“There’s a time and place for cobbles in pro cycling,” said rent-a-quote and Mitchelton-Scott boss Matt White after Sunday’s incident strewn road to Roubaix, “…and that’s in April.”
Stage nine had provided just too much excitement for some people.
For the first eight stages the contrary consensus of opinion had been growing. Sure, we had sprint finishes, a team time trial, and Bernard Hinault’s furrowed Breton brow, but we also had long kilometres of not very much.
Not enough excitement was the general feeling.
And so, on the basis that we appear to be witnessing the “Goldilocks” Tour this year, todays first foray into the Alps was poised to deliver levels of excitement that were just right.
Marc Madiot, team boss of Groupama-FDJ, had likened Tour Director Christian Prudhomme’s job to that of a movie director – piecing together a storyline using scenes from a menu of options. The cobbles of stage nine were clearly the set-piece special-effect laden action sequence.
The script for stage ten, between Annecy and le Grand Bornand, was clear. It was to be the day when Greg van Avermaet – one-day classics specialist and current wearer of the Yellow Jersey – would be sent tumbling down the General Classification by the climbers.
The big man* had other ideas.
In an early plot twist, GVA managed to infiltrate the day’s breakaway – along with twenty-one other riders. From there, he fought, and battled, and clung, and…well, extended his lead. Consolidated his Yellow Jersey. Cyclists today, eh? They can’t just learn their lines and play their part, can they?
But to focus on Van Avermaet is to ignore one of his breakaway companions and the star of the day: French rider Julian Alaphilippe.Embed from Getty Images
The record books suggest that his win today was the first Tour de France victory of his career which, frankly, I’m not sure I believe. If you’d asked any cycling fan, pre-stage, if Alaphilippe has ever won a Tour stage they’d have made the puzzled eyebrows: “yeah…course he has. Pfffhhh!”

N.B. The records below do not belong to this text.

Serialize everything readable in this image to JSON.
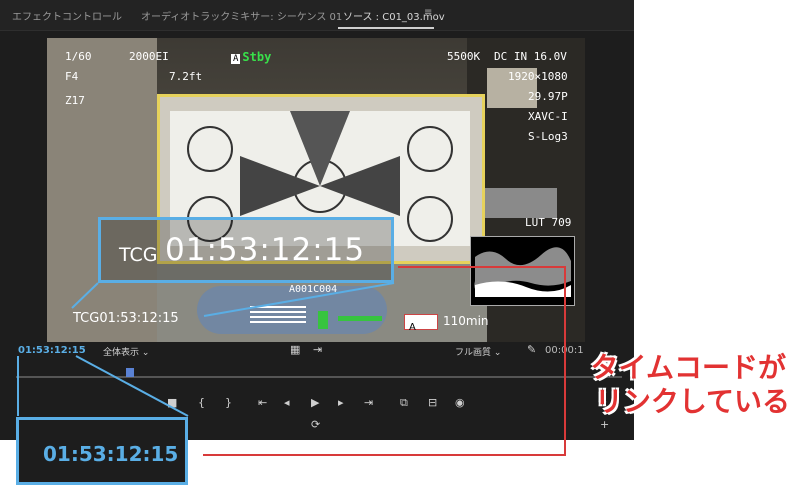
{
  "tabs": [
    "エフェクトコントロール",
    "オーディオトラックミキサー: シーケンス 01",
    "ソース : C01_03.mov"
  ],
  "menu_icon": "hamburger-icon",
  "osd": {
    "shutter": "1/60",
    "iris": "F4",
    "zoom": "Z17",
    "iso": "2000EI",
    "focus": "7.2ft",
    "stby": "Stby",
    "stby_badge": "A",
    "wb": "5500K",
    "dc": "DC IN 16.0V",
    "resolution": "1920×1080",
    "fps": "29.97P",
    "codec": "XAVC-I",
    "gamma": "S-Log3",
    "lut": "LUT 709",
    "clip": "A001C004",
    "tc_prefix": "TCG",
    "tc": "01:53:12:15",
    "media_slot": "A",
    "remain": "110min"
  },
  "controls": {
    "timecode": "01:53:12:15",
    "zoom_label": "全体表示",
    "quality": "フル画質",
    "duration": "00:00:1"
  },
  "callout_tc": "01:53:12:15",
  "annotation": [
    "タイムコードが",
    "リンクしている"
  ],
  "colors": {
    "accent": "#5aaee5",
    "annotation": "#e23232",
    "stby": "#38e04a"
  }
}
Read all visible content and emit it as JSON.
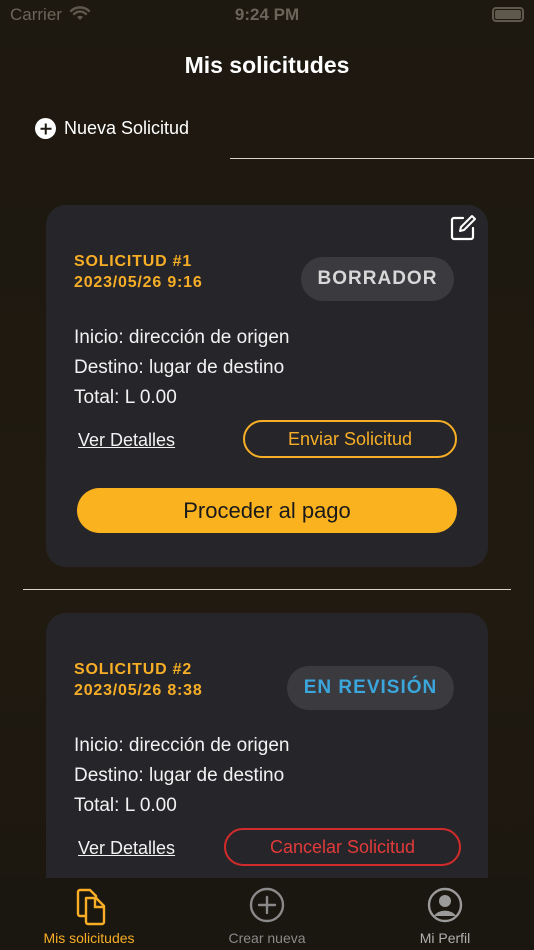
{
  "status_bar": {
    "carrier": "Carrier",
    "time": "9:24 PM"
  },
  "page": {
    "title": "Mis solicitudes"
  },
  "new_request": {
    "label": "Nueva Solicitud",
    "icon": "plus-circle-icon"
  },
  "colors": {
    "accent": "#f7ae26",
    "pay_button": "#fbb21f",
    "review": "#3aa6dc",
    "cancel": "#d22b2b",
    "card": "#26262a",
    "background": "#1f1a12"
  },
  "requests": [
    {
      "title": "SOLICITUD #1",
      "date": "2023/05/26 9:16",
      "status": "BORRADOR",
      "origin": "Inicio: dirección de origen",
      "destination": "Destino: lugar de destino",
      "total": "Total: L 0.00",
      "details_label": "Ver Detalles",
      "action_label": "Enviar Solicitud",
      "pay_label": "Proceder al pago",
      "edit_icon": "edit-icon"
    },
    {
      "title": "SOLICITUD #2",
      "date": "2023/05/26 8:38",
      "status": "EN REVISIÓN",
      "origin": "Inicio: dirección de origen",
      "destination": "Destino: lugar de destino",
      "total": "Total: L 0.00",
      "details_label": "Ver Detalles",
      "action_label": "Cancelar Solicitud"
    }
  ],
  "tab_bar": {
    "tabs": [
      {
        "label": "Mis solicitudes",
        "icon": "documents-icon",
        "active": true,
        "color": "#f7ae26"
      },
      {
        "label": "Crear nueva",
        "icon": "plus-circle-icon",
        "active": false,
        "color": "#8a8a8a"
      },
      {
        "label": "Mi Perfil",
        "icon": "profile-icon",
        "active": false,
        "color": "#8a8a8a"
      }
    ]
  }
}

Pushed on the detail, they’d have fussed and blustered (“well, erm…there was that time, err…”) but wouldn’t have backed down. He’s made for Tour stage wins. If I close my eyes and think really hard I get a mental image of at least three of them.
And yet the record keepers, somehow, managed to miss them.
No wonder he looked super-motivated to set the record straight and claim his first Tour stage win since (accurate) records began. And, to cap it off, it was an absolute beauty.
From that early break he was out in front from the start. As the group whittled away around him he looked perky and light, and with 30k’s to go he attacked solo; devouring Alps like a hungry child going at an airport Toblerone.
And he wasn’t sharing.
By the summit of the final climb – the Col de la Colombiere, around fifteen kilometres from the finish – he was well clear and one swooping descent away from the win. It was never in doubt.
I’m even prepared to forgive him the goatee beard.
*Big man, that is, for a pro cyclist. Were he stood next to me, an average man, he would look tiny.